Неостановимо, словно комом сорвавшись с ленты, падало то, что говорил отец Глеб: в университете показывали камеры, учили распознавать и ловить шпионов. Господи, я думала, какие такие шпионы, в нашем-то метро, среди пассажиров, становящихся легкой задачей. Все - одного поля: и Лавриков, и отец Глеб. Научился и пошел работать - в Кресты. Ком плюхнулся и распался: или я, или они. Вместе нам не ужиться. Нет, так нельзя, разве можно, чтобы не доверять никому. Что из того, что я - здесь, а не там, где вырос отец Бернар. Под сердцем, под желудком, в пустом, обессиленном теле, словно распяленном над огромной треногой, горел негасимый огонь. Они, которым я не верила, стояли надо мной в отсветах жирного пламени, шевелили двойными баграми, погружая по рукоятку. Тоска по Мите, застывшая черной смолой, вскипала в котле. С ним одним я могла без утайки.

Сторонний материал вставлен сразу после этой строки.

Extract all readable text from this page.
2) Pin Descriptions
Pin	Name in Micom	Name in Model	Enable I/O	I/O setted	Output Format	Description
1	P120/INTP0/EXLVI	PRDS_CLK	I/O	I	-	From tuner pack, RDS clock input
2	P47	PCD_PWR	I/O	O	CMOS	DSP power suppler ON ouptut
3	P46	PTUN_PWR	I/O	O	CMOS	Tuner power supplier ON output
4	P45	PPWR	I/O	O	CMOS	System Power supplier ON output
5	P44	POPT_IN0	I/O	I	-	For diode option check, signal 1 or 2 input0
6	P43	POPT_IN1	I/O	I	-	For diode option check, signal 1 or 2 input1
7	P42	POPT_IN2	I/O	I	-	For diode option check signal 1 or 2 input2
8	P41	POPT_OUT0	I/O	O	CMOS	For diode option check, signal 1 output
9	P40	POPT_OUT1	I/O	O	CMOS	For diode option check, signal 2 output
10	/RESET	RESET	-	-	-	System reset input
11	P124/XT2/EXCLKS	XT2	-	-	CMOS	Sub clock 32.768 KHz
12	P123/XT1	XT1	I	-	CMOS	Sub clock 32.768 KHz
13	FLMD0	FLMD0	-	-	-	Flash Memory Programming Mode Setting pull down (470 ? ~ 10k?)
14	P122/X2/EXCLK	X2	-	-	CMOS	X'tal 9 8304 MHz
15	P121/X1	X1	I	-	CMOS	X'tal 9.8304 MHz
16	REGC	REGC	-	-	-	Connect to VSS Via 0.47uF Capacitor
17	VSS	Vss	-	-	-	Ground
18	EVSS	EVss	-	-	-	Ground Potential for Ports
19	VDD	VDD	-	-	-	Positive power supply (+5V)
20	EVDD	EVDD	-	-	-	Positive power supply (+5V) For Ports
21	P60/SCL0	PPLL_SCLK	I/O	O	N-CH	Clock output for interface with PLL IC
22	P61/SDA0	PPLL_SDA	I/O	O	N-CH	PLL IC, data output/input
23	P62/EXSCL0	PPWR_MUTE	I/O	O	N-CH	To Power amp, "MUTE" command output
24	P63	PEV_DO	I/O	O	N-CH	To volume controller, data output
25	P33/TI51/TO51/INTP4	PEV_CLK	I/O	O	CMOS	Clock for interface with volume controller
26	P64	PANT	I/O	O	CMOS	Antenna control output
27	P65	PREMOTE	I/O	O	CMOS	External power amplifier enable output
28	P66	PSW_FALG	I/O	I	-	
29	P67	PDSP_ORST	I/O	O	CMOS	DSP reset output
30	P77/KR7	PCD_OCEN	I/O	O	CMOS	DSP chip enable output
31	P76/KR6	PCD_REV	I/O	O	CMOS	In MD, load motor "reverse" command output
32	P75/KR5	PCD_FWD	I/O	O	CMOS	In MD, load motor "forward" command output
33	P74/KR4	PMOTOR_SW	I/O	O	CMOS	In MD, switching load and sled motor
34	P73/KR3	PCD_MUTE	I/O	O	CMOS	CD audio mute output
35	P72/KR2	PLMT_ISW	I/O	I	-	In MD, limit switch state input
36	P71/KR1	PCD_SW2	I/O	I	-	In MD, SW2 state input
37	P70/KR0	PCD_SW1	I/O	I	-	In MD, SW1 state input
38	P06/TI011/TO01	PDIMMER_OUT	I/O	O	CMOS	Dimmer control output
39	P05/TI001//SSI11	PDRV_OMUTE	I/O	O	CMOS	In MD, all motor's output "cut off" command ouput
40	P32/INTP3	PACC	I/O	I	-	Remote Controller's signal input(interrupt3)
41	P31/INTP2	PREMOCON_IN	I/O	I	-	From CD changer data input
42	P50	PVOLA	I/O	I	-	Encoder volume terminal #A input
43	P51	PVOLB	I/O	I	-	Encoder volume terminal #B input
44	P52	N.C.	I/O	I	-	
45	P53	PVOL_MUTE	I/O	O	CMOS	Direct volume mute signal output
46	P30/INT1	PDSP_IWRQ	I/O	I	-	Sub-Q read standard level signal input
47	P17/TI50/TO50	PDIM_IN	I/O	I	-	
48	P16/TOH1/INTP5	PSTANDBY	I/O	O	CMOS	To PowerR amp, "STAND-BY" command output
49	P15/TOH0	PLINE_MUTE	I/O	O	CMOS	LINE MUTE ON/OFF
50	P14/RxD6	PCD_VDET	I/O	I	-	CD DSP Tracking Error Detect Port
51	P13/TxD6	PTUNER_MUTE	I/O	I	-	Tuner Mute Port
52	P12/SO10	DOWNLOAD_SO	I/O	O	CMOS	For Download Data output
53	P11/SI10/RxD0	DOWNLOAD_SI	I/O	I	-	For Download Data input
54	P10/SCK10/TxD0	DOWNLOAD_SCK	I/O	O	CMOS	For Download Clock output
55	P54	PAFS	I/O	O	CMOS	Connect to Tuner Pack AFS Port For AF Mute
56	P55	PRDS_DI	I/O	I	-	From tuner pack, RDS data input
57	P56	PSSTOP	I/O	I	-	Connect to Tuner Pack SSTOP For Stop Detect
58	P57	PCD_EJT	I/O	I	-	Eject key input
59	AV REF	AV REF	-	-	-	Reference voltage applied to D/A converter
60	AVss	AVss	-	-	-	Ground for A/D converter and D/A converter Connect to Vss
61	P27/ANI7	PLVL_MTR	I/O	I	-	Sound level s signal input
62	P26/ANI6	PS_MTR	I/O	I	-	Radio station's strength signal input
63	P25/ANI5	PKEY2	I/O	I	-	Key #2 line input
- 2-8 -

Едва не застонав от тоски и боли, я вжалась в жесткое сиденье. Давние Митины слова - "Если этот народ желает излечиться, от таких, как я, он должен избавиться" - стучали в висках. Не механизм, похожий на снегоуборочный комбайн. Я думала о себе, как о зараженной почве, усеянной крупяными зернами. Их сыпали пакетами и горстями, швыряли со всех этажей. Те, кто швырял, не выглядывали в окна. Им нечего было опасаться: мертвые, разбросанные по земле, эти зерна никогда не должны были прорасти.
Только теперь, оставшись совершенно одна, я поняла, как случается по Слову, когда мертвое и смердящее начинает оживать. Оно само выбирает почву, шевелится в глубине, прорастает чужими грехами. В тоске и ужасе я думала о том, что защиты нет, теперь - моя очередь, потому что, мертвые, они выбрали меня.
На жесткой скамье я сидела оглушенная. Распахнув сумку, я достала клочок бумаги и написала мелкими, совершенно шпионскими буквами: "Пожалуйста, позвоните мне". Написала и сложила так, как складывал Митя.
Пластилина не было. Пошарив, как шарил отец Глеб, наученный в университете, я нащупала чужой изжеванный шарик: шпионскую жвачку, налепленную на край. Преодолевая отвращение, я размяла в пальцах и, приложив к изнаночному краю скамьи, прилепила намертво.